Opioid recovery
Am I Addicted to Painkillers? An Honest Self-Check
If you've found yourself quietly wondering whether you've become addicted to your painkillers, that question alone is worth paying attention to — people who are genuinely fine rarely lie awake asking it. I've met a lot of capable, high-functioning people who circled this exact thought for months before saying it out loud. So let's do this honestly, without the shame — shame keeps people stuck longer than the tablets do.
First, dependence and addiction are not the same thing
This trips a lot of people up. Physical dependence means your body has adapted to the drug — stop suddenly and you get withdrawal. That's a predictable physical fact; it can happen to anyone who takes opioids regularly, even exactly as prescribed, and on its own it doesn't make you an addict.

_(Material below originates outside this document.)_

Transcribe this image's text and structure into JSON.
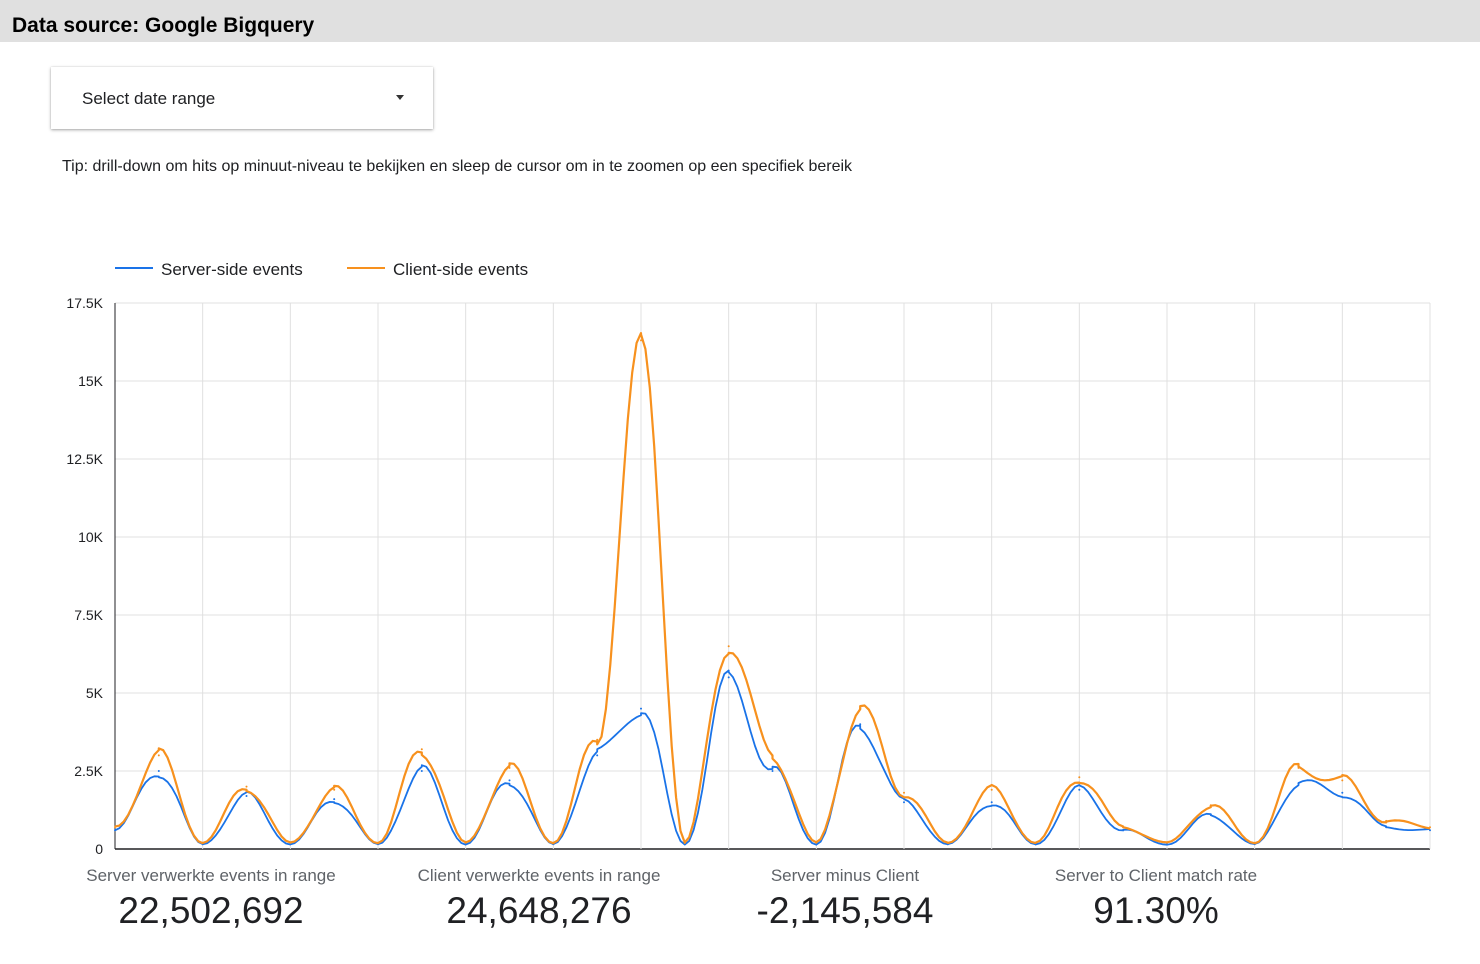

Addiction is something more — use that becomes compulsive and continues despite the harm it's causing. It's the behaviour and the relationship with the drug, not just the body's adaptation. You can be dependent without being addicted, but the two often travel together, and dependence is quietly the on-ramp. Knowing which one you're looking at shapes what you do next.
The honest warning signs
Read these slowly and answer for yourself, not for the version of you that's defending the tablets. The more that land, the more it's worth taking seriously.
- Taking more than prescribed, or finding you run out before the next prescription is due.
- Using them to cope rather than for pain — for stress, sleep, low mood, or just to feel normal — even when the pain is mild.
- Getting them from more than one source: a second GP, online, over the counter on top of a prescription, or asking around.
- Trying to stop or cut down and not managing it, because the withdrawal or craving pulls you back.
- Thinking about the tablets a lot — when the next dose is, whether you have enough, the quiet relief when you know you do.
- Carrying on despite the cost — to your health, mood, money, or the people close to you — and minimising it when challenged.
- Hiding how much you take from your partner, your doctor, or yourself.
If you found yourself making a case for why each sign "doesn't really count," notice that. The defending is often louder than the using.
So what does it mean if several of these fit?
It means it's time to stop carrying this on your own — not that you're a lost cause. The people who tick a fair few of these boxes often turn it around fastest once they get the right support, because the awareness is already there. What it does not mean is that you should stop the tablets in a panic. If you're physically dependent, coming off needs a plan.
A safety note before you do anything drastic
If reading this has you wanting to throw the tablets away tonight, please hold on. Coming off opioids is best done as a gradual taper with your GP, not a cold-turkey sprint — while opioid withdrawal is rarely directly fatal, stopping abruptly is miserable and tends to drive people straight back. And there's a real danger I want you aware of: tolerance falls fast once you cut down, so going back to your old dose after a break can cause a fatal overdose. That's not scaremongering — and it's worth knowing naloxone, a medication that reverses an opioid overdose, exists and can be supplied to families in many areas if you've been on higher doses. There's more in my guide to how to come off painkillers, and the same tolerance-drop trap across other drugs is in my guide to cocaine overdose.
Asking the question honestly is the hard part. Most people who get well started exactly where you are — unsure, a bit ashamed, quietly hoping the answer was no.
What to do next
Talk to someone. Start with your GP for the physical side — they won't judge you, and they can plan a safe taper. For the part underneath — why you reach for them, what they're really doing for you — that's the work I do one to one, and looking at your triggers honestly tells you a lot. For a wider view of how this develops, my main guide on painkiller and opioid addiction covers it.
I'm an ex-addict myself, so I know the relief and dread that come with finally asking this question. Whatever the answer, you've taken the bravest step just by looking — and you don't have to figure out the rest alone.
Frequently asked questions
What's the difference between dependence and addiction?
Dependence is your body adapting, so you get withdrawal if you stop — it can happen to anyone on regular opioids. Addiction is compulsive use that continues despite harm. You can be dependent without being addicted, but dependence often leads into it.
Can you be addicted to prescription painkillers?
Yes. Codeine, tramadol, oxycodone and similar are opioids, and they carry a real risk of dependence and addiction even when first prescribed legitimately. Plenty of capable people get caught this way — there's no shame in it, just a need to act.
I think I'm addicted — should I just stop?
Not abruptly. See your GP and plan a gradual taper. Stopping suddenly is intensely unpleasant, and going back to your old dose after a break can cause a fatal overdose because tolerance drops fast. A supervised reduction is the safe route.